Raggiungo un palazzo del cinquecento. Due piani da dedicare ad un futuro show-room per accontentare il gusto e le richieste raffinate della femminilità.
Lo spazio è ampio, profondo e conduce ad un giardino. Un consistente setto murario, di recente costruzione, maschera e inganna la suddivisione spaziale dell’ambiente originario, tagliandolo longitudinalmente.
Sono incuriosita. Noto i primi tentativi di indagine sulla pelle delle pareti: qualcuno ha rimosso qua e là gli intonaci più recenti. Sotto, scorre qualcosa di prezioso.
Un intonaco liscio, compatto e candido, traveste e incerniera la parte dell’involucro murario che contiene le memorie: strati di affreschi di epoche diverse imbevuti e sigillati in un liquido bianco che apparentemente ne azzera la storia, rendendo mute le pareti. Il soffitto è scandito dal ripetersi di travi e cassettoni in legno decorato e spinge l’immaginazione nel passato.

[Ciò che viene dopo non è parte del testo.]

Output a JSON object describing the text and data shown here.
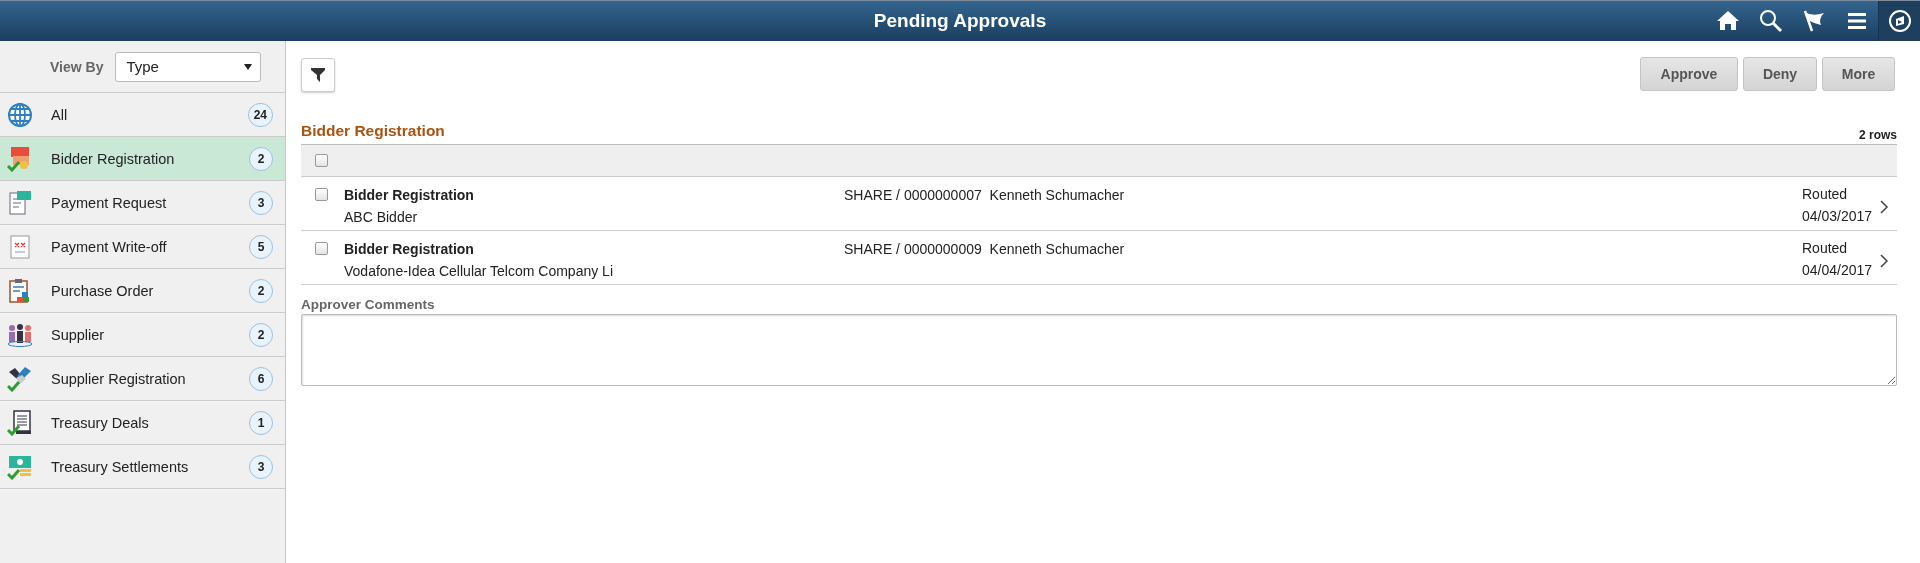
{
  "header": {
    "title": "Pending Approvals"
  },
  "sidebar": {
    "view_by": {
      "label": "View By",
      "value": "Type"
    },
    "items": [
      {
        "label": "All",
        "count": "24",
        "selected": false
      },
      {
        "label": "Bidder Registration",
        "count": "2",
        "selected": true
      },
      {
        "label": "Payment Request",
        "count": "3",
        "selected": false
      },
      {
        "label": "Payment Write-off",
        "count": "5",
        "selected": false
      },
      {
        "label": "Purchase Order",
        "count": "2",
        "selected": false
      },
      {
        "label": "Supplier",
        "count": "2",
        "selected": false
      },
      {
        "label": "Supplier Registration",
        "count": "6",
        "selected": false
      },
      {
        "label": "Treasury Deals",
        "count": "1",
        "selected": false
      },
      {
        "label": "Treasury Settlements",
        "count": "3",
        "selected": false
      }
    ]
  },
  "actions": [
    "Approve",
    "Deny",
    "More"
  ],
  "grid": {
    "title": "Bidder Registration",
    "row_count": "2 rows",
    "select_all": false,
    "rows": [
      {
        "checked": false,
        "title": "Bidder Registration",
        "subtitle": "ABC Bidder",
        "reference": "SHARE / 0000000007  Kenneth Schumacher",
        "status": "Routed",
        "date": "04/03/2017"
      },
      {
        "checked": false,
        "title": "Bidder Registration",
        "subtitle": "Vodafone-Idea Cellular Telcom Company Li",
        "reference": "SHARE / 0000000009  Kenneth Schumacher",
        "status": "Routed",
        "date": "04/04/2017"
      }
    ]
  },
  "comments": {
    "label": "Approver Comments"
  }
}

Salgo. Le stanze del piano primo presentano pareti in mattoni mescolate ai tamponamenti di vecchie e incurvate tavole in legno intessute tra loro. Traballanti intonaci aggrappati alle lettere di vecchie carte ingiallite, si alternano alle tavole sbiancate che celano i passaggi di un tempo. La ruggine di qualche raro chiodo, rimasto ancora aggrappato, sembra tenere insieme brani di affreschi che, sebbene risultino fragili, conservavano ai miei occhi, un potere evocativo in grado di farmi percepire la vita tenace di quelle pareti, e mi suggerisce la visione dell’intero ambiente.

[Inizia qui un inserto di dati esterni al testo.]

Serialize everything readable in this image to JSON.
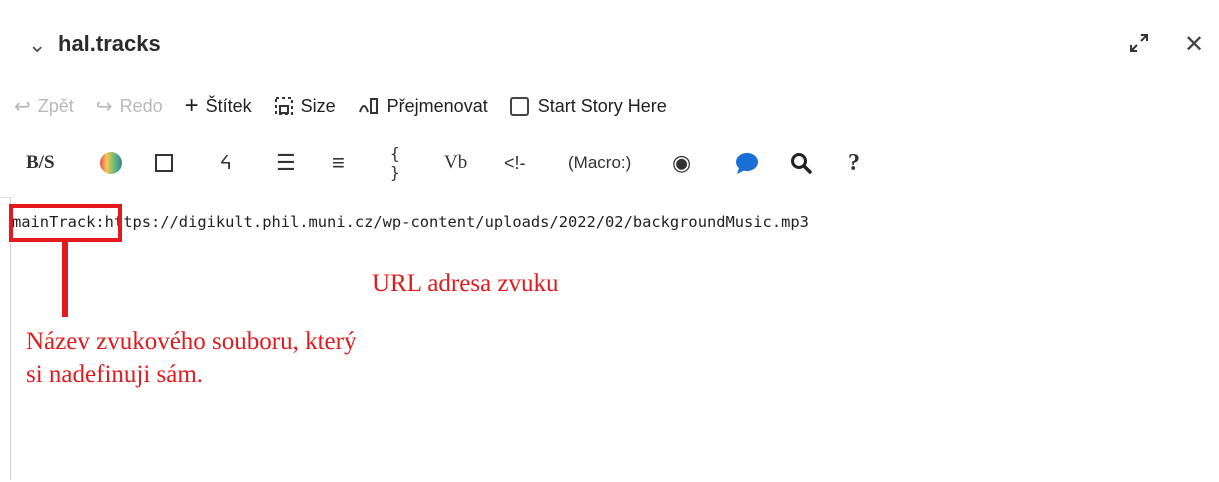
{
  "window": {
    "title": "hal.tracks"
  },
  "toolbar": {
    "undo": "Zpět",
    "redo": "Redo",
    "tag": "Štítek",
    "size": "Size",
    "rename": "Přejmenovat",
    "start_story": "Start Story Here"
  },
  "format_bar": {
    "code_label": "{ }",
    "verbatim_label": "Vb",
    "comment_label": "<!-",
    "macro_label": "(Macro:)",
    "help_label": "?"
  },
  "editor": {
    "name": "mainTrack:",
    "url": "https://digikult.phil.muni.cz/wp-content/uploads/2022/02/backgroundMusic.mp3"
  },
  "annotations": {
    "url_label": "URL adresa zvuku",
    "name_line1": "Název zvukového souboru, který",
    "name_line2": "si nadefinuji sám."
  },
  "colors": {
    "annotation_red": "#e4191e",
    "accent_blue": "#1a6fd4"
  }
}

Mi sono chiesta in che modo uno spazio che presenta una scena così ricca di storia, possa essere analizzato, studiato e progettato in un altro luogo che non sia lo spazio stesso su cui intervenire. E in effetti la risposta che mi sono data mi ha trattenuta a pensare, ideare e creare lì, in quello stesso spazio respirandolo, percorrendolo e osservandolo. Mi sono seduta di fronte ad ogni frammento cercando di capire in che modo armonizzare un sistema di stratigrafie interrotte da bruschi interventi e dalla picchiettante insistenza di uno scalpello per far aderire un manto di intonaco cementizio. Un invito a dimenticare ciò che avevo imparato, a non farmi limitare da una modalità di intervento ma piuttosto a pormi come ricettore di messaggi e cercare di ascoltare ciò che evocava quel luogo. Sovrapposizioni, macchie variopinte di materie liquide, veli di terre, affreschi, tessiture di pigmenti fragilmente aggrappate al corpo della muratura. Ridare valore al tempo trascorso, rivalutare e riordinare tutte quelle tracce, cucirle fra loro senza ricostruire necessariamente, le parti mancanti degli affreschi forzandone il disegno.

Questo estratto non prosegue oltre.